Additional Information

Official title A Multicenter Phase II Trial of Bortezomib (Velcade), Melphalan, and Dexamethasone (V-MD) in Patients With Symptomatic AL-Amyloidosis or Light Chain Deposition Disease
Principal investigator Jeffrey A. Zonder, MD
Description OBJECTIVES: Primary - Determine the complete hematologic response rate at 12 months. Secondary - Determine the overall hematologic response rate. - Determine the organ response rate. - Determine time to treatment failure. - Assess toxicity of the regimen, in terms of incidence and severity of treatment-emergent peripheral neuropathy and quality of life. - Determine the overall survival.
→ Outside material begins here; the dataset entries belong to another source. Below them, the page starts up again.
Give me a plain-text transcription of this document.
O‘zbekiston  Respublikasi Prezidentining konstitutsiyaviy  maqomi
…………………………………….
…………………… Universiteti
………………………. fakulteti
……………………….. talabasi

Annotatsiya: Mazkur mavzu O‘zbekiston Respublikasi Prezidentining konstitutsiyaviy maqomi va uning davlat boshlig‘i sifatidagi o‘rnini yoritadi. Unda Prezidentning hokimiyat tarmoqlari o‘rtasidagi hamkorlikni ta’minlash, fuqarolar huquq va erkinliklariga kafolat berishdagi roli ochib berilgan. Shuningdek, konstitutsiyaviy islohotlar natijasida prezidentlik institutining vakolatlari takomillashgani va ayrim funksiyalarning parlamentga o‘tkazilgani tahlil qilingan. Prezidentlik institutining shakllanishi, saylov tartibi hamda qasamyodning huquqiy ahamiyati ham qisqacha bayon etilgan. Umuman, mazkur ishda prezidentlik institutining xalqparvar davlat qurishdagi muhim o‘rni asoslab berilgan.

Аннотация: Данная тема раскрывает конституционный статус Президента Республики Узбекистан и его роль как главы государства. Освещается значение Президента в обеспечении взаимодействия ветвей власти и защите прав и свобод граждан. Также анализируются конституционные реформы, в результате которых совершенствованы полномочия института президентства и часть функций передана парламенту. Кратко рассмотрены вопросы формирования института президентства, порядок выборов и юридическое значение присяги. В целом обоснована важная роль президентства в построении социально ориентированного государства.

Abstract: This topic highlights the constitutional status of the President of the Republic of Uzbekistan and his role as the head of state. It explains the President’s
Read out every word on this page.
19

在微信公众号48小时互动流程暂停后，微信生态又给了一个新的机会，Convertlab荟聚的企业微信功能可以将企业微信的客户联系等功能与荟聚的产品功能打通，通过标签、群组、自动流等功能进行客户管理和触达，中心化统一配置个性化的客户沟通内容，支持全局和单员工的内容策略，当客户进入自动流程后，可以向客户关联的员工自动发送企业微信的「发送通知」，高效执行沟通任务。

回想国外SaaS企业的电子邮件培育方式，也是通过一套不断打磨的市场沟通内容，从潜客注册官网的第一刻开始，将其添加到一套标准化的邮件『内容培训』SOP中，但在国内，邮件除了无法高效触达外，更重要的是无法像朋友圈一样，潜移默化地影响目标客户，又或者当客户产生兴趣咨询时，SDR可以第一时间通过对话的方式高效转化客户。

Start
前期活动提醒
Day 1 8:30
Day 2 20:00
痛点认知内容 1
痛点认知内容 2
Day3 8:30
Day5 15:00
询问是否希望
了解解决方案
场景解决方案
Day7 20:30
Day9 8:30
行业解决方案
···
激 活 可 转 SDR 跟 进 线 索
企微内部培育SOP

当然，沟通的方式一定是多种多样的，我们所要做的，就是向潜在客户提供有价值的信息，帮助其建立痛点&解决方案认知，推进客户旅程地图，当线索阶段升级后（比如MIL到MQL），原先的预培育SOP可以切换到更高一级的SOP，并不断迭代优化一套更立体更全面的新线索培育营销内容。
OUTLINE: This is a multicenter study. Patients receive oral melphalan on days 1-4, bortezomib IV on days 1, 8, 15, and 22, and dexamethasone orally or IV on days 1, 2, 8, 9, 15, 16, 22, and 23. Treatment repeats every 4-6 weeks for up to 20 courses in the absence of disease progression or unacceptable toxicity. Blood, urine, and bone marrow aspirates are collected at baseline and periodically after treatment to permit the correlation of clinical results with measured molecular events. A single baseline peripheral blood DNA sample is collected for future association studies linking disease onset, progression, and response to administered therapy with single nucleotide polymorphisms. Blood plasma and urine samples are evaluated for proteomic markers associated with disease progression and therapeutic response. Peripheral blood RNA samples are evaluated for transcriptional response to treatment of peripheral blood lymphocytes. Bone marrow aspirates are collected to extract plasma cells by flow cytometry for gene expression profiling. Quality of life is assessed at the beginning of each course.
Trial information was received from ClinicalTrials.gov and was last updated in September 2013.
Information provided to ClinicalTrials.gov by Barbara Ann Karmanos Cancer Institute.